Hamnet es como mirar a través del ojo de una cerradura, como cuando Agnes toca a alguien en ese lugar de la mano, entre el pulgar y el índice, y lee en las profundidades de su alma. Es reconocer cada emoción, cada gesto y cada imagen a poco que el lector tenga un mínimo de empatía. 

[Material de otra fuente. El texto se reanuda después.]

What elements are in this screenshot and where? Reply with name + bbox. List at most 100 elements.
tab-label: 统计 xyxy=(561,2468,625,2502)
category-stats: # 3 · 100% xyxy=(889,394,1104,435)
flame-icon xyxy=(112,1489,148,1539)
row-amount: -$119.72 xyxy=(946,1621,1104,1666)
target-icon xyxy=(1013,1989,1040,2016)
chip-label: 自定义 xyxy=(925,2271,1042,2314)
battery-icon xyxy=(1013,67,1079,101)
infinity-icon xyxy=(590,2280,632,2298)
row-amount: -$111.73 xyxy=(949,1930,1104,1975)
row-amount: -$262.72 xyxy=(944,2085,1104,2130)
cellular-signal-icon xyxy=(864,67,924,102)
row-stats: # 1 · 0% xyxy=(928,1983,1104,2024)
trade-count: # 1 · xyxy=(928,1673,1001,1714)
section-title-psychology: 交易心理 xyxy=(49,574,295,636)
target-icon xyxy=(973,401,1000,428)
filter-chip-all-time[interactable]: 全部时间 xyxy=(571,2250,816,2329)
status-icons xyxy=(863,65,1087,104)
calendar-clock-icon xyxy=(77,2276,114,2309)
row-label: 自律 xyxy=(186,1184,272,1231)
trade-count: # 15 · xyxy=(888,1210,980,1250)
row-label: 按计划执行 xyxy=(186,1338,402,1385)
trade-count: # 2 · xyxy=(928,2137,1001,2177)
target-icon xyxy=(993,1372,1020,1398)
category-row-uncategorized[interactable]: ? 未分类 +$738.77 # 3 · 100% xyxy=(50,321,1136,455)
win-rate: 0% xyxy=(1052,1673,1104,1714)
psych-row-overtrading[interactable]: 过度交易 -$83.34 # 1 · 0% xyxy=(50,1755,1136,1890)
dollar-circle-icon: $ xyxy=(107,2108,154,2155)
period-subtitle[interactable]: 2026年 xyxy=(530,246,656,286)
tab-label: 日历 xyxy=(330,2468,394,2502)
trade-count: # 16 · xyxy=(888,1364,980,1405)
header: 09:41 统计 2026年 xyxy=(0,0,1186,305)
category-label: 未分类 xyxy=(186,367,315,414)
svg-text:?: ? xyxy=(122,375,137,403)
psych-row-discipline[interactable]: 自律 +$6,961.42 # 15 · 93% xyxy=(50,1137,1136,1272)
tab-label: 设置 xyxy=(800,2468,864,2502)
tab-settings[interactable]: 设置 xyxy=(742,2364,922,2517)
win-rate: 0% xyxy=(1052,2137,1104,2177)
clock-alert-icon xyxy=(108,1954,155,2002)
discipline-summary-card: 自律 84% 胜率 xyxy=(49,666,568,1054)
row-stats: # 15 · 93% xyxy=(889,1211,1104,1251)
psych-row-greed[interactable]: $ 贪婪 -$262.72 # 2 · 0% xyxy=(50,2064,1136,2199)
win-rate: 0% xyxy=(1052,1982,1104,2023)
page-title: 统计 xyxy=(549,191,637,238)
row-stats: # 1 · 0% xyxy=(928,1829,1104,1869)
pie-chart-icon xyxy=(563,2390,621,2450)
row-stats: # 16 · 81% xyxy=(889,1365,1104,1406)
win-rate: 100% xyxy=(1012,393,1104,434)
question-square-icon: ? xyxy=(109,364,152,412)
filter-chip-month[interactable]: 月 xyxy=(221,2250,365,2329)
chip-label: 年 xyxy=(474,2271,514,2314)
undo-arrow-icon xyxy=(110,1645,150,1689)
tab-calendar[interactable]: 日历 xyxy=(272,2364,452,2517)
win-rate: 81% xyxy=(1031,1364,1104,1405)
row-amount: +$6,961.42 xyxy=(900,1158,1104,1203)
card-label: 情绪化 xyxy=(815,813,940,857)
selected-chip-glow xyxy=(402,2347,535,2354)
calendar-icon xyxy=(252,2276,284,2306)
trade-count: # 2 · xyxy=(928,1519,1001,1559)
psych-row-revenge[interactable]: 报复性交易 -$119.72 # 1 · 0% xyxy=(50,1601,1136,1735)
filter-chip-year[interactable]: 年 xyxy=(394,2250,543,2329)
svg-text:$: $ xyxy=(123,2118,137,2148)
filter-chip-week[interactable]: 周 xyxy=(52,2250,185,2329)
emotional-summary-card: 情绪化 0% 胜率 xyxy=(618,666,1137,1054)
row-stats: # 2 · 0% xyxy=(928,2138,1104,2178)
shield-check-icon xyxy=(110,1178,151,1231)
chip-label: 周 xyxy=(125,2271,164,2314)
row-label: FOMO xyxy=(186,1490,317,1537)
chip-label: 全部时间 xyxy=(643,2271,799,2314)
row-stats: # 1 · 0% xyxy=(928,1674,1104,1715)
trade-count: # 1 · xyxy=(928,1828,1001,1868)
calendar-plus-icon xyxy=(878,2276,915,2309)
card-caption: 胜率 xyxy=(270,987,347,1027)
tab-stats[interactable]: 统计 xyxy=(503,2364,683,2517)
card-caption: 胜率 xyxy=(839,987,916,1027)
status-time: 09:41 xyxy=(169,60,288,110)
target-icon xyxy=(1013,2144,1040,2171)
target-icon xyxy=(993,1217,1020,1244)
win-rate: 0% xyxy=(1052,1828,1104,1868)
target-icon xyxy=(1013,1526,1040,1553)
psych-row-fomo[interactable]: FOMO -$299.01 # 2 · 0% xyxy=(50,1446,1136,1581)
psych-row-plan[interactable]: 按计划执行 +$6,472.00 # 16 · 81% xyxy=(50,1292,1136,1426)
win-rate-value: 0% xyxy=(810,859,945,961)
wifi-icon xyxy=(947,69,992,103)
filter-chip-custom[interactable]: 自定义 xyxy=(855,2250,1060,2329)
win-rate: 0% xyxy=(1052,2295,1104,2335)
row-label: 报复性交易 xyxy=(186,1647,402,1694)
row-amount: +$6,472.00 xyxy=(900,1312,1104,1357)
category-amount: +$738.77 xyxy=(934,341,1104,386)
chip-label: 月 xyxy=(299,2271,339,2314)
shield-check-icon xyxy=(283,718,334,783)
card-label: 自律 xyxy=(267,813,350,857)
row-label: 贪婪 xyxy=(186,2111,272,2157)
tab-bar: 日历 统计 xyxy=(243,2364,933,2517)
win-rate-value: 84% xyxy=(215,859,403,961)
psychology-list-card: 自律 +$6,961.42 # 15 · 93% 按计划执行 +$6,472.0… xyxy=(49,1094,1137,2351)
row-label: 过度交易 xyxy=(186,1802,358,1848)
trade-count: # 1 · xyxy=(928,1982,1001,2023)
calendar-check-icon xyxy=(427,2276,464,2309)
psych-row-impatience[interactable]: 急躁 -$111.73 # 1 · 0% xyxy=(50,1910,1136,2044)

-¿Sabes una cosa? -dice entre dientes-. Nunca me ha cabido en la cabeza que mi hermana te eligiera a ti por encima de todos. Le dije: ¿Por qué quieres casar con ese? No sirve para nada.  -Recoge el cayado y se lo planta entre las piernas-. ¿Sabes lo que me dijo ella?
El marido, tieso como un junco en estos momentos, con los brazos cruzados y los labios apretados, niega con un movimiento de cabeza.
-¿Qué dijo?
-Que de todas las personas que conocía, eras tú la que tenía más cosas escondidas dentro.
El marido lo mira como si no pudiera creer lo que oye. Su expresión es de dolor, de asombro.
-¿Eso dijo?

No dejo de acariciar las páginas de este libro, de releer escenas que aún me dejan los ojos brillantes, de absorber párrafos que leo desde la admiración más profunda, con una envidia que no voy a fingir no sentir. 

No quiero despedirme de ellos. Aún así lo hago, cuando ponga punto y final a esta entrada tomaré Hamnet y lo dejaré junto a aquellas otras novelas, que son muy pocas, de las que un día pensé: ojalá haber podido escribir yo esto, ojalá haber contado yo esta historia.